What does role clarity actually mean in practice?

More than titles and reporting lines. Role clarity means each person in the governance structure can answer: what decisions am I authorized to make, what questions am I expected to bring, what does prepared look like before I walk in, and what happens if I don't fulfill what's expected? When those questions don't have specific answers, the role is ambiguous regardless of what it says on paper.

Isn't bringing in new board members the obvious fix when governance breaks down?

Sometimes, yes. If the board lacks specific expertise or has persistent relationship dysfunction, composition changes can help. But PwC's research found that 93% of executives want at least one director replaced. That's real frustration. It's also worth asking: would the dysfunction disappear with different people in the same unclear roles? In most cases, probably not.

How long does it typically take to reset a governance structure?

The structural work, documenting expectations, establishing meeting norms, clarifying decision rights, can often be done in a focused four-to-eight week effort.
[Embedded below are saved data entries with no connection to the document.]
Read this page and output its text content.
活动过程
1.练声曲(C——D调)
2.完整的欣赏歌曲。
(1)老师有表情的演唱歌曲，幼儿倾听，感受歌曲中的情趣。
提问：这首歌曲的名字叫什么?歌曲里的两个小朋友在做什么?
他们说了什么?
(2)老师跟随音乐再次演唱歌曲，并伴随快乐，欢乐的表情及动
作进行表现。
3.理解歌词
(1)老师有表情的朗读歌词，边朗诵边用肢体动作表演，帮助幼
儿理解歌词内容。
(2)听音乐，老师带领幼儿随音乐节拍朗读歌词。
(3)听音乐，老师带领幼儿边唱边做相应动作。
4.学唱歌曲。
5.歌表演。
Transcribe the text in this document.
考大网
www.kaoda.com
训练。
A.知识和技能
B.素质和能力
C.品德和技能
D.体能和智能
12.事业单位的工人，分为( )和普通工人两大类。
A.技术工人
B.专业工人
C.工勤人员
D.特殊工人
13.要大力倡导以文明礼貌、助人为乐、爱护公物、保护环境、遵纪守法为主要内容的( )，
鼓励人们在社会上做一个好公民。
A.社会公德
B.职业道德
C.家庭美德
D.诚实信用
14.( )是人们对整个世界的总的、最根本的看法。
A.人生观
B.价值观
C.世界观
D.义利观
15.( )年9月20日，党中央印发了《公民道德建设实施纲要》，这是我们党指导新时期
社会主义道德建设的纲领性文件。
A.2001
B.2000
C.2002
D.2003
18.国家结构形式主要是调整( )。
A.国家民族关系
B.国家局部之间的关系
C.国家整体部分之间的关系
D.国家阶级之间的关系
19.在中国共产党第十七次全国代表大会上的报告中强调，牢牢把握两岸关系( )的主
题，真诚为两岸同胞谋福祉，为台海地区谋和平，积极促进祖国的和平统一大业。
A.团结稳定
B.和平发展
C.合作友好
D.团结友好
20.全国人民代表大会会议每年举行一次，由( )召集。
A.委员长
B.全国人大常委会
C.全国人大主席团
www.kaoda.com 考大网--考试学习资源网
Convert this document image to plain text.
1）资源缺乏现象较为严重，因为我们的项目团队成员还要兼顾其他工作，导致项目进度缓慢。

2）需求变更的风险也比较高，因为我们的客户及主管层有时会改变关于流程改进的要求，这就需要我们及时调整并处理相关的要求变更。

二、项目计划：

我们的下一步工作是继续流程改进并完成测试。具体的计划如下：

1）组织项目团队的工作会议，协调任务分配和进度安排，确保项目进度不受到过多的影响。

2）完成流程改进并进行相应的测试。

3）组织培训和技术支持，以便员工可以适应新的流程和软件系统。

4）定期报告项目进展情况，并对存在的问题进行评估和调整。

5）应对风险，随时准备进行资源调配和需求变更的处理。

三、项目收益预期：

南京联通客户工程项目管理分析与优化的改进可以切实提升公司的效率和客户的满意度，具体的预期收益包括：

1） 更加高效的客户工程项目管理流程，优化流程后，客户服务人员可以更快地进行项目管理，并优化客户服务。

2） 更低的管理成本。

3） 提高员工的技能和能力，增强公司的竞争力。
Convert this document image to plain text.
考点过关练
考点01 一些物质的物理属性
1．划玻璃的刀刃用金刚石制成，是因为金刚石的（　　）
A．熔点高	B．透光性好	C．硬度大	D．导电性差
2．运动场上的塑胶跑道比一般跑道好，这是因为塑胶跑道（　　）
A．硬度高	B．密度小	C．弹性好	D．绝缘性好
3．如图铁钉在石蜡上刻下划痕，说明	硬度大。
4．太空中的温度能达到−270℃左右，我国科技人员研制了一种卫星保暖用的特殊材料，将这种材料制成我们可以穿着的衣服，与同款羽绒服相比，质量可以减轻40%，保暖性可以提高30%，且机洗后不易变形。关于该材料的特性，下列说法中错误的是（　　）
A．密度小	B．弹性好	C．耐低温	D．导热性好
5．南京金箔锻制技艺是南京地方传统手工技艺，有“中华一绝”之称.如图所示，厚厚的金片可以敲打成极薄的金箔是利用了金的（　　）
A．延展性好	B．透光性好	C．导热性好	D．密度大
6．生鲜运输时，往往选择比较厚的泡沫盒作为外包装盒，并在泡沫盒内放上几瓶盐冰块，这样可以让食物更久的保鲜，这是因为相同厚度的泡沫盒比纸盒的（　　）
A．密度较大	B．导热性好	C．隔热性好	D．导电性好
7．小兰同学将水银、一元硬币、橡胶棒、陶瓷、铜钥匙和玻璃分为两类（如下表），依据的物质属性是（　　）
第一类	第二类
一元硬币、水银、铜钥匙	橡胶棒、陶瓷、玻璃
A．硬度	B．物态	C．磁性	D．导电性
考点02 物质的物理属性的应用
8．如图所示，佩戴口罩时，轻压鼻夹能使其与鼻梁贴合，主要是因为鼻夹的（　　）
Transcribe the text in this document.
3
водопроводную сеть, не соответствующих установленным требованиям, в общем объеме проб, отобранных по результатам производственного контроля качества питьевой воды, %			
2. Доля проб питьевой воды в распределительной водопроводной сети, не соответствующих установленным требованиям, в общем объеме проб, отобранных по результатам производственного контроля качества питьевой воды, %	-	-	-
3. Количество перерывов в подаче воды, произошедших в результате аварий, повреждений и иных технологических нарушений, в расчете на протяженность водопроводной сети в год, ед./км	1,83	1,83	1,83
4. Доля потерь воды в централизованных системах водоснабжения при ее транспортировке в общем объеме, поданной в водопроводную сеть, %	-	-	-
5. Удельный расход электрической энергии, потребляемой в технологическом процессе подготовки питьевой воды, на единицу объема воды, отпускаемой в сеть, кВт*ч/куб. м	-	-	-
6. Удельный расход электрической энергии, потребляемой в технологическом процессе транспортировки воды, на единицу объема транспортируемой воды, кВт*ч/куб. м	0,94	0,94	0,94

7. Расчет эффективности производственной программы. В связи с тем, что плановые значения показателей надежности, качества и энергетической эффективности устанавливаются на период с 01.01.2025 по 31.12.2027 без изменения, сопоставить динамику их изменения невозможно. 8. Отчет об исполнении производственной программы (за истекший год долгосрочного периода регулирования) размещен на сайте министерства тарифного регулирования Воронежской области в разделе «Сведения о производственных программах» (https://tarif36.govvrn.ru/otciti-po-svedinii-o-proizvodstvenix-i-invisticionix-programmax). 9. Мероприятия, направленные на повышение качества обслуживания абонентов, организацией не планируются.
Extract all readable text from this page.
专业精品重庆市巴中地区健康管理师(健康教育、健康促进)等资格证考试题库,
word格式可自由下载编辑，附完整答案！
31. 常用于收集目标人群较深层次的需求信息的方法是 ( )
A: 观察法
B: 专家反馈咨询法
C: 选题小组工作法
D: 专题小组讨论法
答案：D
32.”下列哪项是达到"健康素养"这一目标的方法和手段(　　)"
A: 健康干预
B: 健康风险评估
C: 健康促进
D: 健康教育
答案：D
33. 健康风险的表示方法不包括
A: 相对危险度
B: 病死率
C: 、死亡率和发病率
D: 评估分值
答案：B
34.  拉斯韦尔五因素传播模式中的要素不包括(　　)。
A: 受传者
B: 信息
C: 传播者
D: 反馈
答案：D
The behavioral changes take longer, usually two to four governance cycles before new habits embed. The mistake is thinking the documentation is the destination. It's the starting point.

Can a CEO drive this change, or does it need to come from the board chair?

Both have to be willing. The CEO is often best placed to name the problem, because they feel the dysfunction most directly. But the board chair has to own the solution, because governance reform requires board buy-in to hold. A CEO who tries to drive this without the chair as a genuine partner usually runs into resistance that stalls it well before anything changes.